Phil Thorley, operations director at Thorley Taverns, is one of those in favour of staying. “I’m political with a small p,” he says “but I always prefer to change from the inside. So stay and make things better, rather than shout through the door from the outside.
“I’ve spent 20 years working with the ALMR because I believe you can’t change anything unless you’re at the same table. As Churchill said, jaw-jaw rather than war-war.”
That said, he doesn’t believe “the sky would fall in if we left”. And nor does
Stonegate chairman Ian Payne. “I really don’t see there’s any problem if we left. I can’t see any impact whatsoever – not even on employment or immigration. You’re going to be regulated wherever you are. Most of the red tape we face – licensing and health and safety – is UK-imposed. So we’re not worried as a business, either way.”
Business as usual
More importantly for Payne, “Project Fear”, as the Brexit campaigners have labelled the government’s “Remain” campaign, is not affecting business.
“The Euro debate is certainly not stopping people from going out. Most of our customers will be totally oblivious to it. I don’t think anyone’s saying, ‘I’m not going down the pub tonight, I’m worried we might pull out of Europe’! They’re more likely to be discussing England’s chances in the European Championship in the summer.”
Keith Knowles is not so sanguine. “If we split away, I see it as alienating us from the rest of Europe. And there’s a risk it could endanger the stability of Europe — even [lead to] the break-up of Europe — and that has to affect the UK.”
As someone who employs staff in London and Europe made up of 82 different nationalities, there’s another issue that concerns him too.
“No politician has had the balls to say ‘We need immigration’. Yet we know the UK population is declining. Who’s going to do the jobs unless we have people from Europe?”

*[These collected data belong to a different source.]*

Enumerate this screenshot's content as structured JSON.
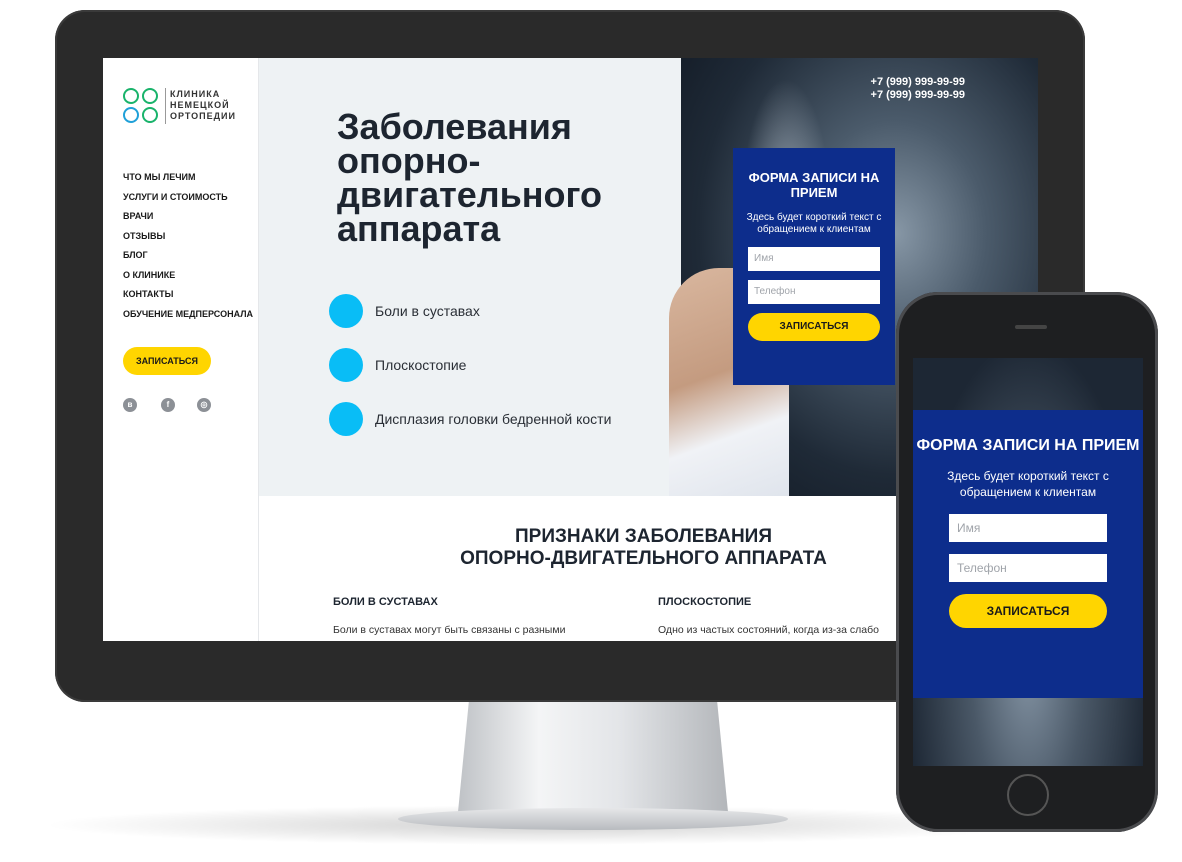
{
  "logo": {
    "lines": [
      "КЛИНИКА",
      "НЕМЕЦКОЙ",
      "ОРТОПЕДИИ"
    ]
  },
  "menu": [
    "ЧТО МЫ ЛЕЧИМ",
    "УСЛУГИ И СТОИМОСТЬ",
    "ВРАЧИ",
    "ОТЗЫВЫ",
    "БЛОГ",
    "О КЛИНИКЕ",
    "КОНТАКТЫ",
    "ОБУЧЕНИЕ МЕДПЕРСОНАЛА"
  ],
  "sidebar_cta": "ЗАПИСАТЬСЯ",
  "socials": [
    "vk-icon",
    "facebook-icon",
    "instagram-icon"
  ],
  "colors": {
    "accent_yellow": "#ffd500",
    "form_blue": "#0d2d8c",
    "dot_cyan": "#09bdf6"
  },
  "hero": {
    "title": "Заболевания опорно-двигательного аппарата",
    "phones": [
      "+7 (999) 999-99-99",
      "+7 (999) 999-99-99"
    ],
    "items": [
      "Боли в суставах",
      "Плоскостопие",
      "Дисплазия головки бедренной кости"
    ]
  },
  "form": {
    "title": "ФОРМА ЗАПИСИ НА ПРИЕМ",
    "subtitle": "Здесь будет короткий текст с обращением к клиентам",
    "name_placeholder": "Имя",
    "phone_placeholder": "Телефон",
    "submit": "ЗАПИСАТЬСЯ"
  },
  "section": {
    "title_line1": "ПРИЗНАКИ ЗАБОЛЕВАНИЯ",
    "title_line2": "ОПОРНО-ДВИГАТЕЛЬНОГО АППАРАТА",
    "col1_heading": "БОЛИ В СУСТАВАХ",
    "col1_text": "Боли в суставах могут быть связаны с разными",
    "col2_heading": "ПЛОСКОСТОПИЕ",
    "col2_text": "Одно из частых состояний, когда из-за слабо"
  }
}
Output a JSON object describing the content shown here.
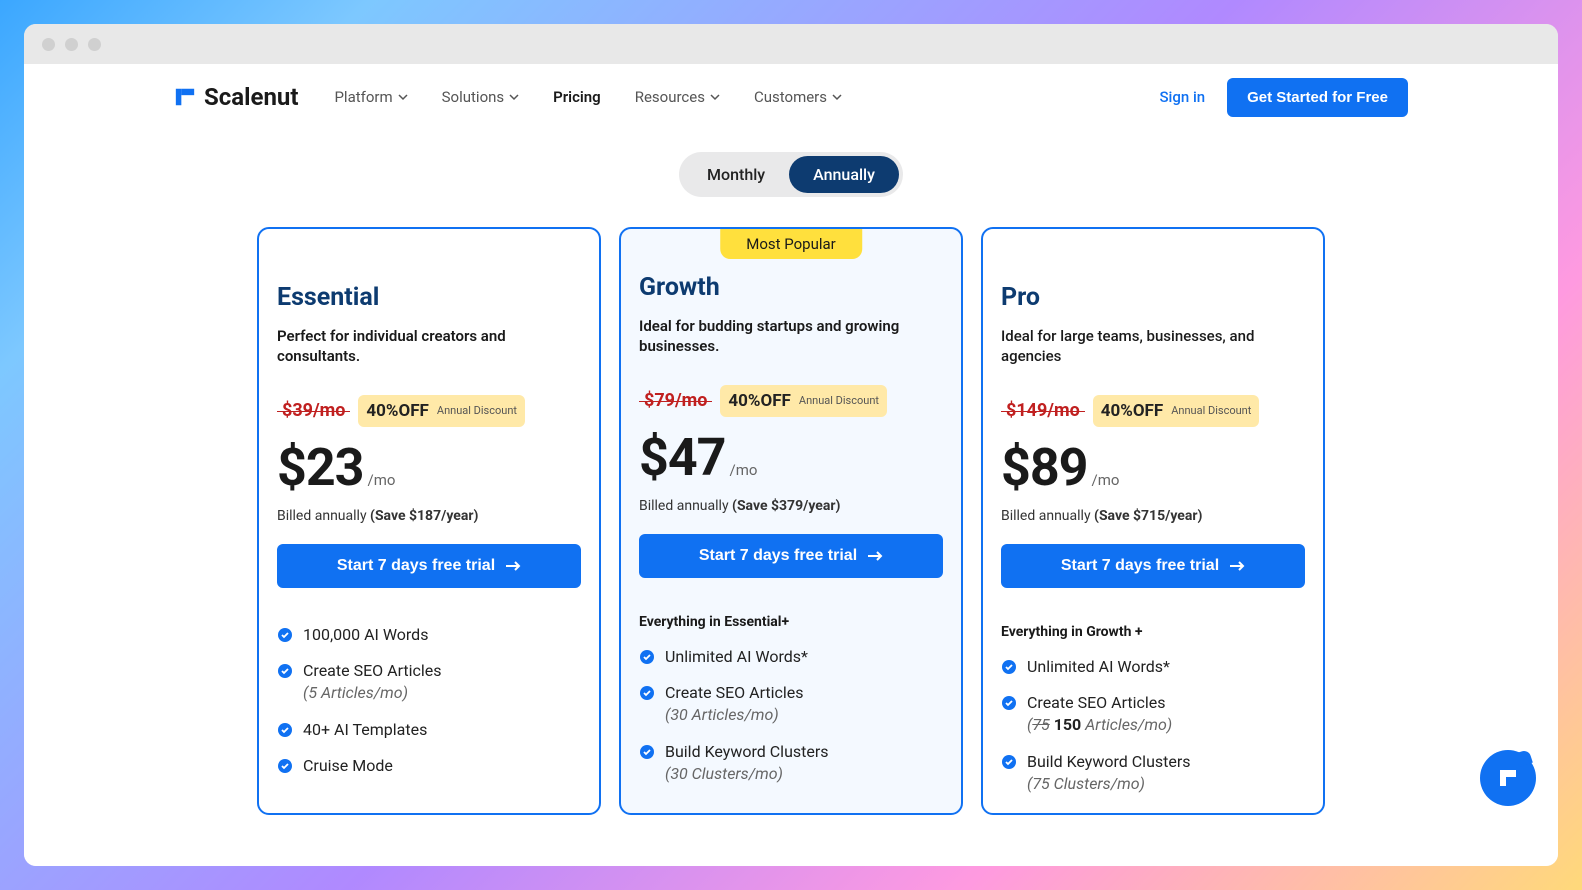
{
  "brand": "Scalenut",
  "nav": {
    "items": [
      {
        "label": "Platform",
        "dropdown": true
      },
      {
        "label": "Solutions",
        "dropdown": true
      },
      {
        "label": "Pricing",
        "dropdown": false
      },
      {
        "label": "Resources",
        "dropdown": true
      },
      {
        "label": "Customers",
        "dropdown": true
      }
    ],
    "signin": "Sign in",
    "cta": "Get Started for Free"
  },
  "toggle": {
    "monthly": "Monthly",
    "annually": "Annually"
  },
  "plans": [
    {
      "name": "Essential",
      "desc": "Perfect for individual creators and consultants.",
      "strike": "$39/mo",
      "discount_pct": "40%OFF",
      "discount_label": "Annual Discount",
      "price": "$23",
      "per": "/mo",
      "billed_prefix": "Billed annually ",
      "billed_save": "(Save $187/year)",
      "trial": "Start 7 days free trial",
      "everything": "",
      "features": [
        {
          "text": "100,000 AI Words"
        },
        {
          "text": "Create SEO Articles",
          "sub": "(5 Articles/mo)"
        },
        {
          "text": "40+ AI Templates"
        },
        {
          "text": "Cruise Mode"
        }
      ]
    },
    {
      "name": "Growth",
      "badge": "Most Popular",
      "desc": "Ideal for budding startups and growing businesses.",
      "strike": "$79/mo",
      "discount_pct": "40%OFF",
      "discount_label": "Annual Discount",
      "price": "$47",
      "per": "/mo",
      "billed_prefix": "Billed annually ",
      "billed_save": "(Save $379/year)",
      "trial": "Start 7 days free trial",
      "everything": "Everything in Essential+",
      "features": [
        {
          "text": "Unlimited AI Words*"
        },
        {
          "text": "Create SEO Articles",
          "sub": "(30 Articles/mo)"
        },
        {
          "text": "Build Keyword Clusters",
          "sub": "(30 Clusters/mo)"
        }
      ]
    },
    {
      "name": "Pro",
      "desc": "Ideal for large teams, businesses, and agencies",
      "strike": "$149/mo",
      "discount_pct": "40%OFF",
      "discount_label": "Annual Discount",
      "price": "$89",
      "per": "/mo",
      "billed_prefix": "Billed annually ",
      "billed_save": "(Save $715/year)",
      "trial": "Start 7 days free trial",
      "everything": "Everything in Growth +",
      "features": [
        {
          "text": "Unlimited AI Words*"
        },
        {
          "text": "Create SEO Articles",
          "strike_sub": "75",
          "bold_sub": "150",
          "tail_sub": " Articles/mo)"
        },
        {
          "text": "Build Keyword Clusters",
          "sub": "(75 Clusters/mo)"
        }
      ]
    }
  ]
}
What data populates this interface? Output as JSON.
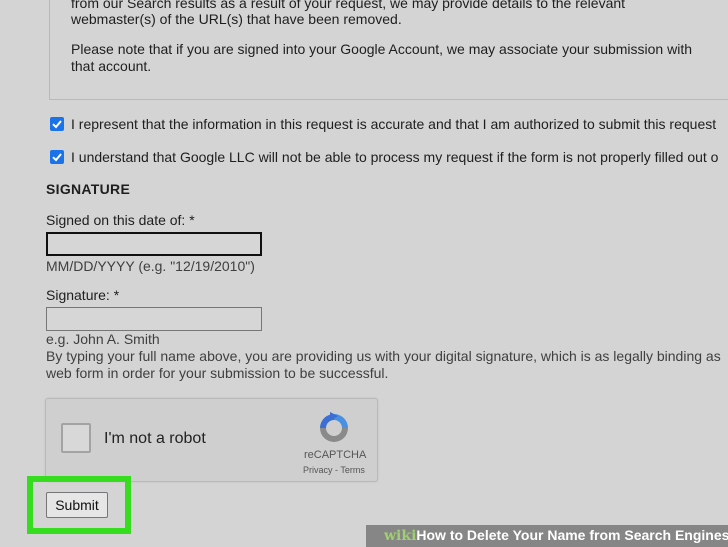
{
  "notice": {
    "line1": "from our Search results as a result of your request, we may provide details to the relevant",
    "line2": "webmaster(s) of the URL(s) that have been removed.",
    "line3": "Please note that if you are signed into your Google Account, we may associate your submission with",
    "line4": "that account."
  },
  "checkboxes": [
    {
      "checked": true,
      "label": "I represent that the information in this request is accurate and that I am authorized to submit this request"
    },
    {
      "checked": true,
      "label": "I understand that Google LLC will not be able to process my request if the form is not properly filled out o"
    }
  ],
  "signature": {
    "section_title": "SIGNATURE",
    "date_label": "Signed on this date of: *",
    "date_value": "",
    "date_hint": "MM/DD/YYYY (e.g. \"12/19/2010\")",
    "signature_label": "Signature: *",
    "signature_value": "",
    "signature_hint": "e.g. John A. Smith",
    "disclaimer_line1": "By typing your full name above, you are providing us with your digital signature, which is as legally binding as",
    "disclaimer_line2": "web form in order for your submission to be successful."
  },
  "captcha": {
    "label": "I'm not a robot",
    "brand": "reCAPTCHA",
    "links": "Privacy - Terms",
    "checked": false
  },
  "submit": {
    "label": "Submit",
    "highlight_color": "#35dd1e"
  },
  "watermark": {
    "logo": "wiki",
    "text": "How to Delete Your Name from Search Engines"
  },
  "colors": {
    "checkbox": "#1a73e8",
    "background": "#d4d4d4"
  }
}
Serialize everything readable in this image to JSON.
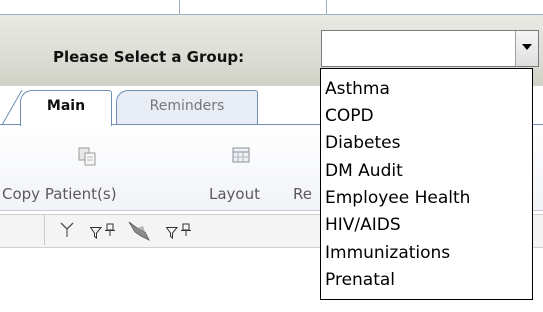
{
  "group_selector": {
    "label": "Please Select a Group:",
    "value": ""
  },
  "dropdown": {
    "options": [
      "Asthma",
      "COPD",
      "Diabetes",
      "DM Audit",
      "Employee Health",
      "HIV/AIDS",
      "Immunizations",
      "Prenatal"
    ]
  },
  "tabs": [
    {
      "label": "Main",
      "active": true
    },
    {
      "label": "Reminders",
      "active": false
    }
  ],
  "ribbon": {
    "copy_label": "Copy Patient(s)",
    "layout_label": "Layout",
    "cut_label": "Re"
  },
  "icons": {
    "copy": "copy-icon",
    "layout": "layout-grid-icon",
    "toolbar": [
      "flag-icon",
      "filter-icon",
      "pin-icon",
      "bird-icon",
      "filter-icon",
      "pin-icon"
    ]
  }
}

Like most people, Knowles is no fan of the European Community’s regulatory regime. “It’s not democratic. Structurally, it’s not user-friendly. The auditors can never sign its books off. There’s corruption. And there are many irritations. For example, we’re trying to offer breakfast for free in Berlin but there are problems with VAT. They don’t understand the concept of free.
“But it’s really no worse than dealing with the council over a delayed planning application in Shepherd’s Bush. And we consider ourselves as a European business, not a UK business. So to jump into the abyss without knowing the facts would be madness.”
His chairman, Tim Sykes, agrees – reluctantly. “I don’t like ‘Europe’. If it was just my heart, I’d vote to leave, like a great many of my generation. Younger people are more accepting – they see themselves as European.
“But from the perspective of the business, I’ll vote to stay. In truth, it’s a fear factor vote, rather than a positive yes. Better the devil you know, but I say that with a marginally heavy heart.”